For a franchise fraught with flawed yet fascinating prequels/sequels (The Exorcist III; Dominion), wonky weirdness, mishandled madness (Exorcist II: The Heretic), mind-numbing mediocrity (Exorcist: The Beginning) and multiple versions, it has all been often, oddly interesting. Now, producer Jason Blum and writer/director David Gordon Green’s attempt to do justice to William Peter Blatty’s novel and William Friedkin’s original film with side-step sequel/franchise reboot, The Exorcist: Believer, but tragically flub it right up.

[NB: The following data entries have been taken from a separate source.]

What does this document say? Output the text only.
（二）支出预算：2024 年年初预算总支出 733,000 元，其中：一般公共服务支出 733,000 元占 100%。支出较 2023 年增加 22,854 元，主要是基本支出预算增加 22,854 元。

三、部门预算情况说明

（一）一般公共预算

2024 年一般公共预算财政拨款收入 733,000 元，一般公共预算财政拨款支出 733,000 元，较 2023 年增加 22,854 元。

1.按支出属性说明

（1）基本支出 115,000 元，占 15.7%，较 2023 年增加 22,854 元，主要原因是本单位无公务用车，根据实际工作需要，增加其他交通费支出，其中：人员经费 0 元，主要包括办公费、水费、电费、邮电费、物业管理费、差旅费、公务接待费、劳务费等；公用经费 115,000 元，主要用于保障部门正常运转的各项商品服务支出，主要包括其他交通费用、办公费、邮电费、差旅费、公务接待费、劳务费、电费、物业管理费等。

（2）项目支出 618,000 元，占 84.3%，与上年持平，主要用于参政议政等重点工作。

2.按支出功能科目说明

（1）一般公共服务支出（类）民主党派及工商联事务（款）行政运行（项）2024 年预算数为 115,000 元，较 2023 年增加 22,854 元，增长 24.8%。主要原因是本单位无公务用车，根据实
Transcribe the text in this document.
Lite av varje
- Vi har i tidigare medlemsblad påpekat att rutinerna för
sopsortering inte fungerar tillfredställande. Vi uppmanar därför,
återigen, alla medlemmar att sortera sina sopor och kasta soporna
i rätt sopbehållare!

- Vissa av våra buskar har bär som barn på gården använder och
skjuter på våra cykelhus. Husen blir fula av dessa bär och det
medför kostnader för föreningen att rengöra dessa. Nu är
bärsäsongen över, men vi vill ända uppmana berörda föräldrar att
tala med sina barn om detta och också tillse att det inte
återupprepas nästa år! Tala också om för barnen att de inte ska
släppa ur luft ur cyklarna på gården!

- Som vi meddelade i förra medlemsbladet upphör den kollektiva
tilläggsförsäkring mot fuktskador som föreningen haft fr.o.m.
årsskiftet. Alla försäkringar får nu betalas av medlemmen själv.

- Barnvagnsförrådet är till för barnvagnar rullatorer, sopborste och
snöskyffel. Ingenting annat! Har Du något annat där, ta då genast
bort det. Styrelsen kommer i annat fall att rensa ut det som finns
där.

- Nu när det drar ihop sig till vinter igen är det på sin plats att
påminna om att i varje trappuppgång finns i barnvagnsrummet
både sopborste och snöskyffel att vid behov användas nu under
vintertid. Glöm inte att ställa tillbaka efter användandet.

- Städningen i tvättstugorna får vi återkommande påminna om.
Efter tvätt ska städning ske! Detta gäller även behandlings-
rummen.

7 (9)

Peter Satler and Gordon Green’s script starts strong in Port-au-Prince, Haiti, where a holidaying couple, pregnant with their first child, are injured in an earthquake. The story picks up thirteen years later in Percy, Georgia with single father Victor (Leslie Odom Jr.) and his daughter Angela (Lidya Jewett). When Angela and her friend Katherine (Olivia O’Neill) are found in a farmhouse, after missing for three days, the girls start showing signs suggesting they might be possessed. Victor and Katherine’s parents seek help outside the medical profession when doctors are confounded, so contact exorcism expert Chris MacNeill (Ellen Burstyn) for advice.
An intriguing first half boasts nifty plot turns, unique locales, and subtle hat-tips to the original, but The Exorcist: Believer deteriorates into bunkum when genre chestnuts, drudge dialogue, and marred drama/horror resound like ill-conceived DTV trite, doing away with what came before it. Some jump-scares strike and the cast do their best, but The Exorcist: Believer feels too by-the-numbers, and does a major disservice to the original by coddling a key plot point. While this may not be the most irrefutably turgid Exorcist film, it all too often feels like it, and is certainly the most squandered and monotonous.